Finish Line, which will become an exclusive athletic footwear partner of Macy’s, will operate through the latter’s 450 plus locations as leased departments against a licensing fee, with rollout commencing in Spring 2013 and to be finished by Fall 2014. Additionally, Finish Line would manage Macy’s footwear collections and stock across 225 outlets starting in Spring 2013.
The deal seems to be profitable for both the parties. The addition of branded Finish Line products in the kitty will assist Macy’s in becoming a favorite destination for exclusive footwear collections, apart from its apparel, cosmetics and home furnishings offerings. This would help it to attract traffic both in stores and online.
On the other hand, Macy’s presence will facilitate Finish Line to tap under penetrated markets and enhance its customer base. The deal is expected to augment Finish Line’s top line by $250 million to $350 million annually in the long run. Currently, Finish Line operates 638 stores in malls.
The store-within-store concept is not new. J. C. Penney Company Inc. (JCP) operates in-store Sephora departments, and has also incorporated stores of MNG by Mango and Call It Spring by The ALDO Group in its store suite.
Macy’s departmental stores sell a wide range of merchandise. Its products include men’s, women’s, and children’s apparel and accessories, cosmetics, home furnishings and other consumer goods.

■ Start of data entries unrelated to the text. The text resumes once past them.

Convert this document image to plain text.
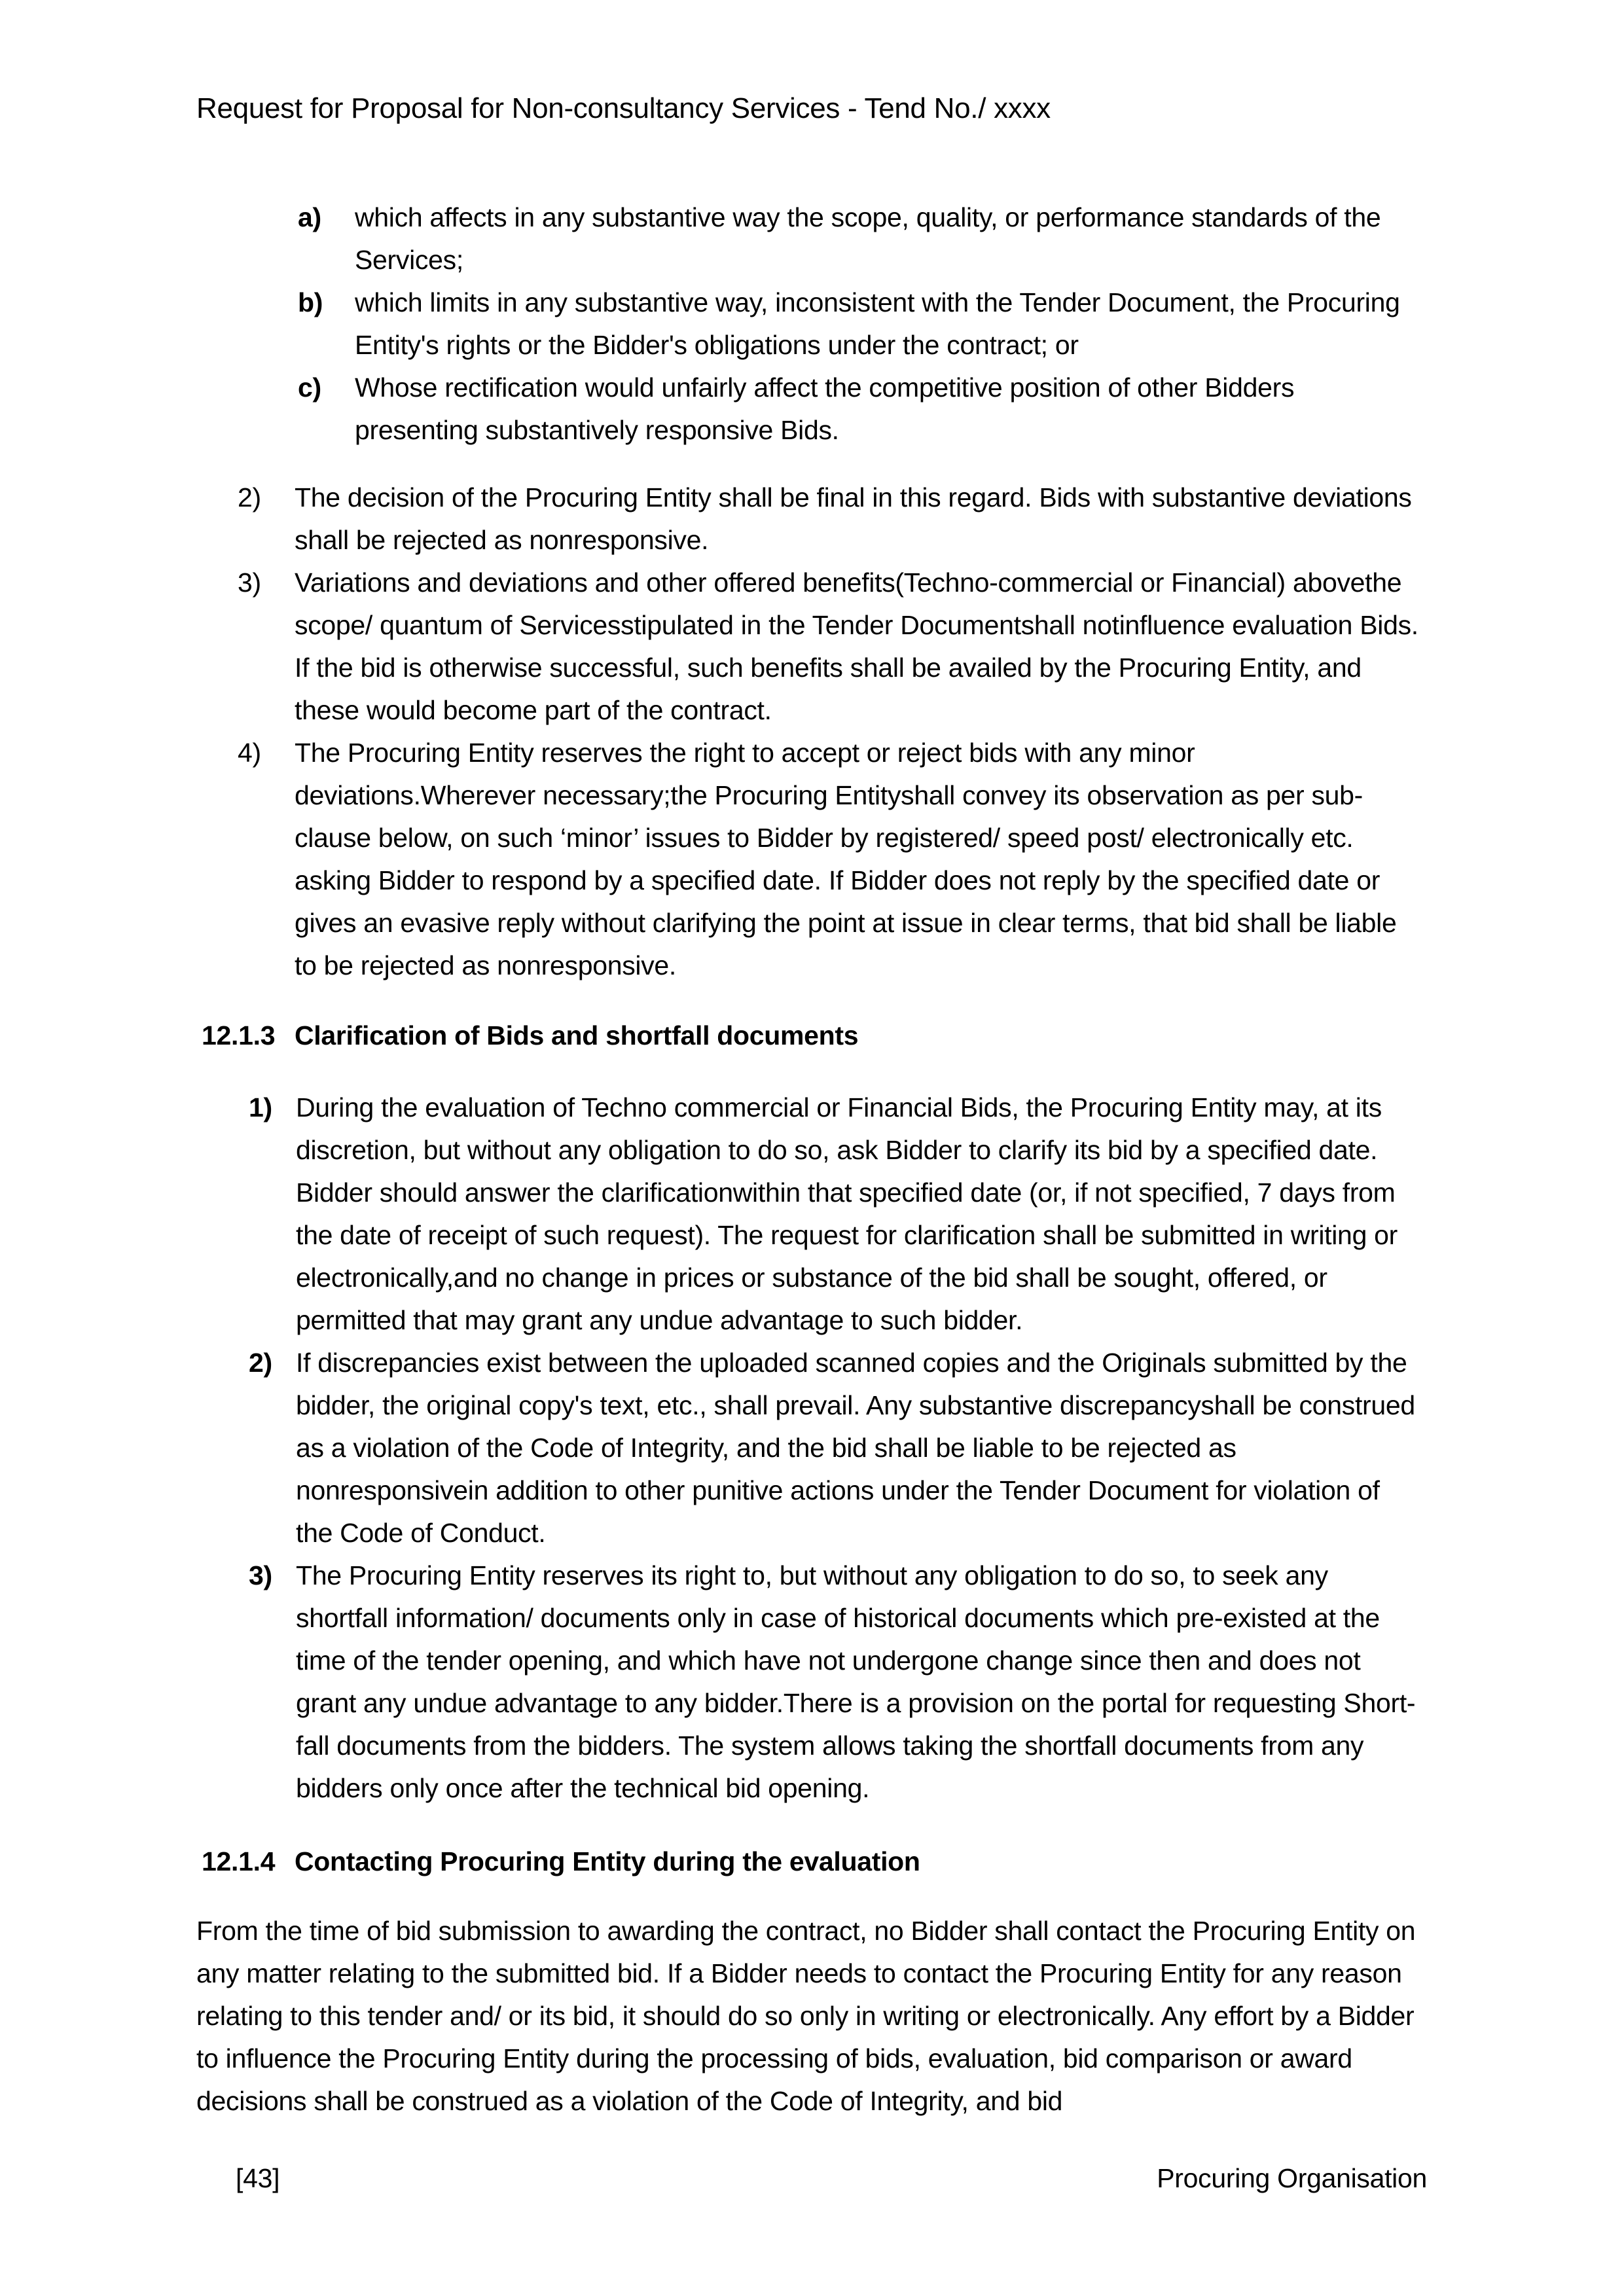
Request for Proposal for Non-consultancy Services - Tend No./ xxxx
a) which affects in any substantive way the scope, quality, or performance standards of the Services;
b) which limits in any substantive way, inconsistent with the Tender Document, the Procuring Entity's rights or the Bidder's obligations under the contract; or
c) Whose rectification would unfairly affect the competitive position of other Bidders presenting substantively responsive Bids.
2) The decision of the Procuring Entity shall be final in this regard. Bids with substantive deviations shall be rejected as nonresponsive.
3) Variations and deviations and other offered benefits(Techno-commercial or Financial) abovethe scope/ quantum of Servicesstipulated in the Tender Documentshall notinfluence evaluation Bids. If the bid is otherwise successful, such benefits shall be availed by the Procuring Entity, and these would become part of the contract.
4) The Procuring Entity reserves the right to accept or reject bids with any minor deviations.Wherever necessary;the Procuring Entityshall convey its observation as per sub-clause below, on such ‘minor’ issues to Bidder by registered/ speed post/ electronically etc. asking Bidder to respond by a specified date. If Bidder does not reply by the specified date or gives an evasive reply without clarifying the point at issue in clear terms, that bid shall be liable to be rejected as nonresponsive.
12.1.3 Clarification of Bids and shortfall documents
1) During the evaluation of Techno commercial or Financial Bids, the Procuring Entity may, at its discretion, but without any obligation to do so, ask Bidder to clarify its bid by a specified date. Bidder should answer the clarificationwithin that specified date (or, if not specified, 7 days from the date of receipt of such request). The request for clarification shall be submitted in writing or electronically,and no change in prices or substance of the bid shall be sought, offered, or permitted that may grant any undue advantage to such bidder.
2) If discrepancies exist between the uploaded scanned copies and the Originals submitted by the bidder, the original copy's text, etc., shall prevail. Any substantive discrepancyshall be construed as a violation of the Code of Integrity, and the bid shall be liable to be rejected as nonresponsivein addition to other punitive actions under the Tender Document for violation of the Code of Conduct.
3) The Procuring Entity reserves its right to, but without any obligation to do so, to seek any shortfall information/ documents only in case of historical documents which pre-existed at the time of the tender opening, and which have not undergone change since then and does not grant any undue advantage to any bidder.There is a provision on the portal for requesting Short-fall documents from the bidders. The system allows taking the shortfall documents from any bidders only once after the technical bid opening.
12.1.4 Contacting Procuring Entity during the evaluation
From the time of bid submission to awarding the contract, no Bidder shall contact the Procuring Entity on any matter relating to the submitted bid. If a Bidder needs to contact the Procuring Entity for any reason relating to this tender and/ or its bid, it should do so only in writing or electronically. Any effort by a Bidder to influence the Procuring Entity during the processing of bids, evaluation, bid comparison or award decisions shall be construed as a violation of the Code of Integrity, and bid
[43]	Procuring Organisation
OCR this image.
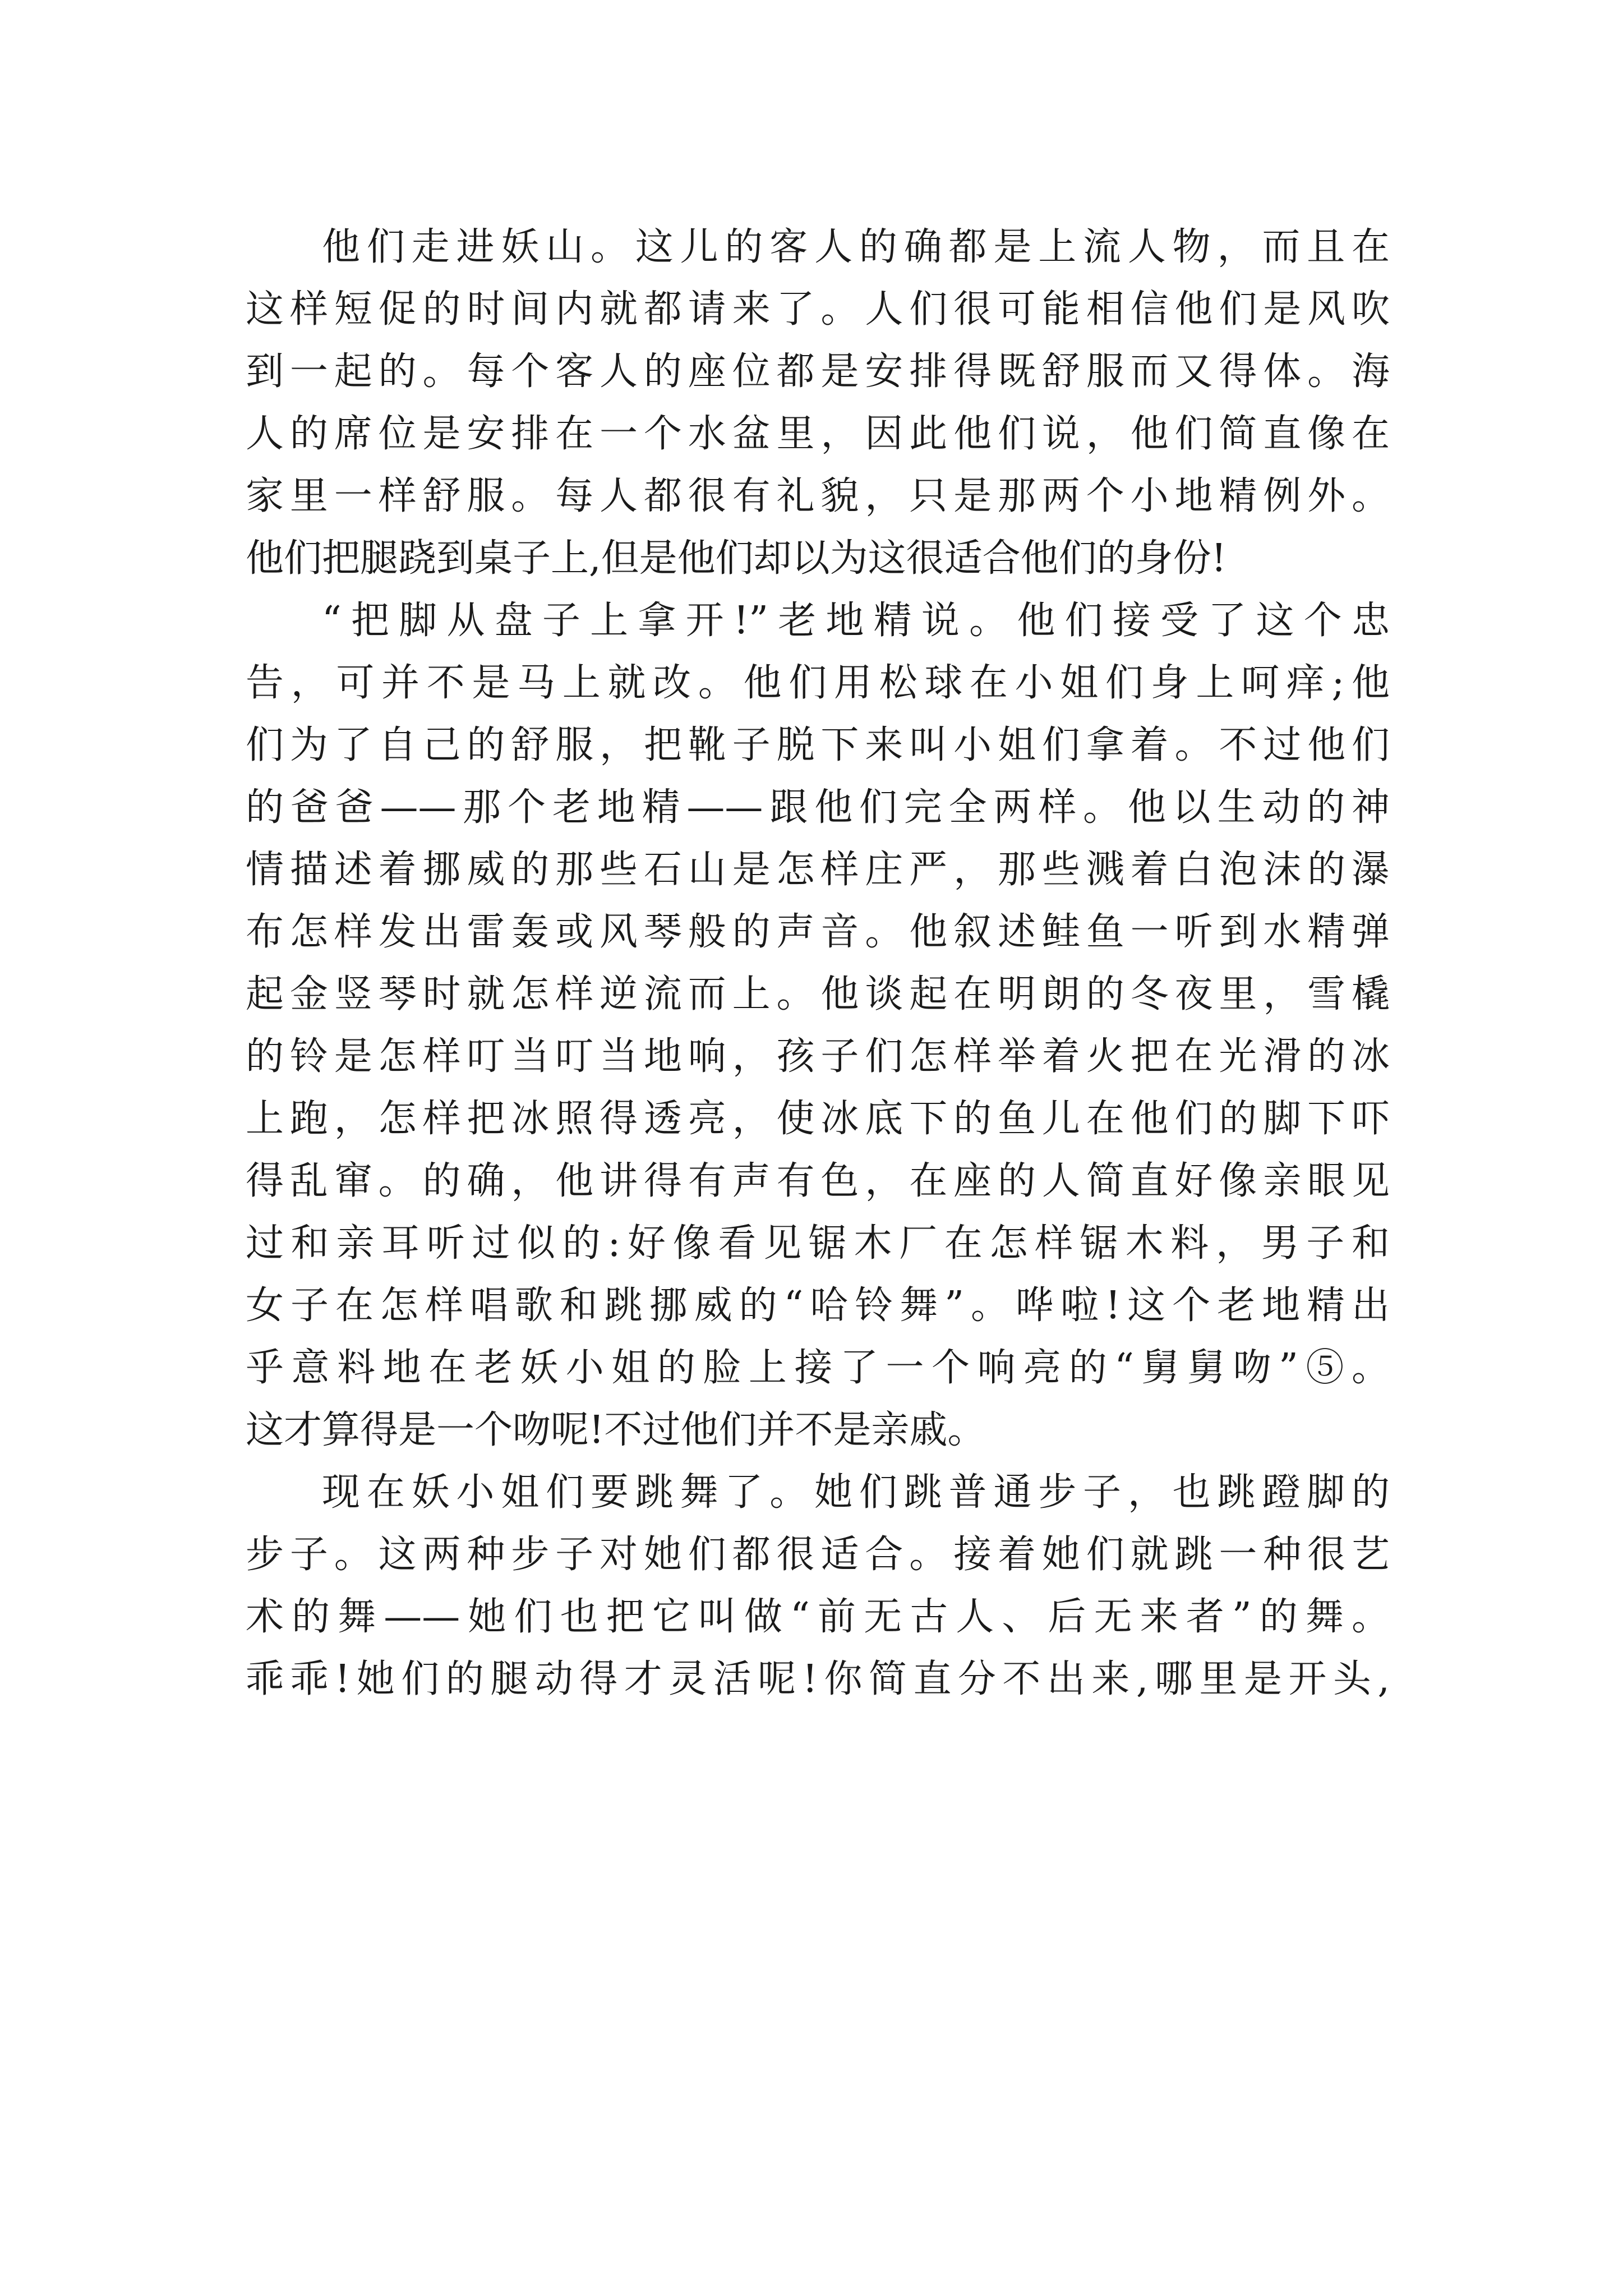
他们走进妖山。这儿的客人的确都是上流人物，而且在
这样短促的时间内就都请来了。人们很可能相信他们是风吹
到一起的。每个客人的座位都是安排得既舒服而又得体。海
人的席位是安排在一个水盆里，因此他们说，他们简直像在
家里一样舒服。每人都很有礼貌，只是那两个小地精例外。
他们把腿跷到桌子上,但是他们却以为这很适合他们的身份!
“把脚从盘子上拿开!”老地精说。他们接受了这个忠
告，可并不是马上就改。他们用松球在小姐们身上呵痒;他
们为了自己的舒服，把靴子脱下来叫小姐们拿着。不过他们
的爸爸——那个老地精——跟他们完全两样。他以生动的神
情描述着挪威的那些石山是怎样庄严，那些溅着白泡沫的瀑
布怎样发出雷轰或风琴般的声音。他叙述鲑鱼一听到水精弹
起金竖琴时就怎样逆流而上。他谈起在明朗的冬夜里，雪橇
的铃是怎样叮当叮当地响，孩子们怎样举着火把在光滑的冰
上跑，怎样把冰照得透亮，使冰底下的鱼儿在他们的脚下吓
得乱窜。的确，他讲得有声有色，在座的人简直好像亲眼见
过和亲耳听过似的:好像看见锯木厂在怎样锯木料，男子和
女子在怎样唱歌和跳挪威的“哈铃舞”。哗啦!这个老地精出
乎意料地在老妖小姐的脸上接了一个响亮的“舅舅吻”⑤。
这才算得是一个吻呢!不过他们并不是亲戚。
现在妖小姐们要跳舞了。她们跳普通步子，也跳蹬脚的
步子。这两种步子对她们都很适合。接着她们就跳一种很艺
术的舞——她们也把它叫做“前无古人、后无来者”的舞。
乖乖!她们的腿动得才灵活呢!你简直分不出来,哪里是开头,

In an attempt to increase sales, profitability and cash flow, the company has been taking steps such as integration of operations, consolidation of divisions, customer-centric localization initiatives, as well as developing e-commerce business and online order fulfillment centers. Moreover, Macy’s continues to focus on price optimization, inventory management and merchandise planning to drive traffic.
However, the company’s customers remain sensitive to macroeconomic factors including interest rate hikes, increase in fuel and energy costs, credit availability, unemployment levels and high household debt levels, which may negatively impact their discretionary spending, and in turn the company’s growth and profitability.
Currently, we have a long-term Neutral recommendation on the stock. However, Macy’s holds a Zacks #2 Rank that translates into a short-term Buy rating, and well defines its relentless endeavors to combat an economy that still lacks luster.